Adaptive Sampling for Hydrodynamic Stability

TL;DR

This paper introduces an adaptive sampling method combining deep generative models and classification to efficiently identify bifurcation boundaries in fluid flow problems, reducing computational costs significantly.

Contribution

It develops a flow-based deep generative model that adaptively refines parameter sampling for bifurcation detection, improving efficiency over previous static sampling methods.

Findings

Achieves accurate bifurcation boundary detection with fewer simulations.

Employs entropy-based uncertainty to guide adaptive sampling.
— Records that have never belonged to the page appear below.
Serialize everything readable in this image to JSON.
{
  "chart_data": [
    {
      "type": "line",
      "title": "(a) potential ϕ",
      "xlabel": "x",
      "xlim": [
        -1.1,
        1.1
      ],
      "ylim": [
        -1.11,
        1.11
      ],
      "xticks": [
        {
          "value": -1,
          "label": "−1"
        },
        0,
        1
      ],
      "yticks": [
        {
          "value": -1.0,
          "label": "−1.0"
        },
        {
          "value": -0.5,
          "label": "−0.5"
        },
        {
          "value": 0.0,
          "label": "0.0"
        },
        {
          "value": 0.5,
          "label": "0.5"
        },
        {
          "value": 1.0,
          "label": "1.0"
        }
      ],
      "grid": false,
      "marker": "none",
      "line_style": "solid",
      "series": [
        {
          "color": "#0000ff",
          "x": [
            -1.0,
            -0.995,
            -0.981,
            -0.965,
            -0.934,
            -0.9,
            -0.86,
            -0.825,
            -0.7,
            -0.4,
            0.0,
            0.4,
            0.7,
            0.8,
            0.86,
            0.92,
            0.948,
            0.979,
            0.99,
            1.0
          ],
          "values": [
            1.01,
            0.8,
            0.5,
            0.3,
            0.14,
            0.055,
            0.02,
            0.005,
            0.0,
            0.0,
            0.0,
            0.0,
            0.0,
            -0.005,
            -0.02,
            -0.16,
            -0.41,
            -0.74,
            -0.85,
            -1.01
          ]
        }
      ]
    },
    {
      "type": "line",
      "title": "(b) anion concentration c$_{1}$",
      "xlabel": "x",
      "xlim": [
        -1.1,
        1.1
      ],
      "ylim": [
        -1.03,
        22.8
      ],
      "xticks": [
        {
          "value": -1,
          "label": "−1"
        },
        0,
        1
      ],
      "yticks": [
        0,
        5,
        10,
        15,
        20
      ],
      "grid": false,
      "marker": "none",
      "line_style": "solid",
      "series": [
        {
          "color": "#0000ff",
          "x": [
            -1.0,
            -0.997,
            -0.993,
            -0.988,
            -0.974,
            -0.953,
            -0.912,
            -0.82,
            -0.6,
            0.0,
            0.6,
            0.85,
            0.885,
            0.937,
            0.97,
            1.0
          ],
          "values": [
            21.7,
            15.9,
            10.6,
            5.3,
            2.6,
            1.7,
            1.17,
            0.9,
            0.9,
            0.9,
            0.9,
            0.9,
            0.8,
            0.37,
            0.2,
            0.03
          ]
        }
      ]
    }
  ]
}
Scalable to high-dimensional stability analysis.

Abstract

An adaptive sampling approach for efficient detection of bifurcation boundaries in parametrized fluid flow problems is presented herein. The study extends the machine-learning approach of Silvester~(J. Comput. Phys., 553 (2026), 114743), where a classifier network was trained on preselected simulation data to identify bifurcated and nonbifurcated flow regimes. In contrast, the proposed methodology introduces adaptivity through a flow-based deep generative model that automatically refines the sampling of the parameter space. The strategy has two components: a classifier network maps the flow parameters to a bifurcation probability, and a probability density estimation technique (KRnet) for the generation of new samples at each adaptive step. The classifier output provides a probabilistic measure of flow stability, and the Shannon entropy of these predictions is employed as an uncertainty indicator. KRnet is trained to approximate a probability density function that concentrates sampling in regions of high entropy, thereby directing computational effort towards the evolving bifurcation boundary. This coupling between classification and generative modeling establishes a feedback-driven adaptive learning process analogous to error-indicator based refinement in contemporary partial differential equation solution strategies. Starting from a uniform parameter distribution, the new approach achieves accurate bifurcation boundary identification with significantly fewer Navier--Stokes simulations, providing a scalable foundation for high-dimensional stability analysis.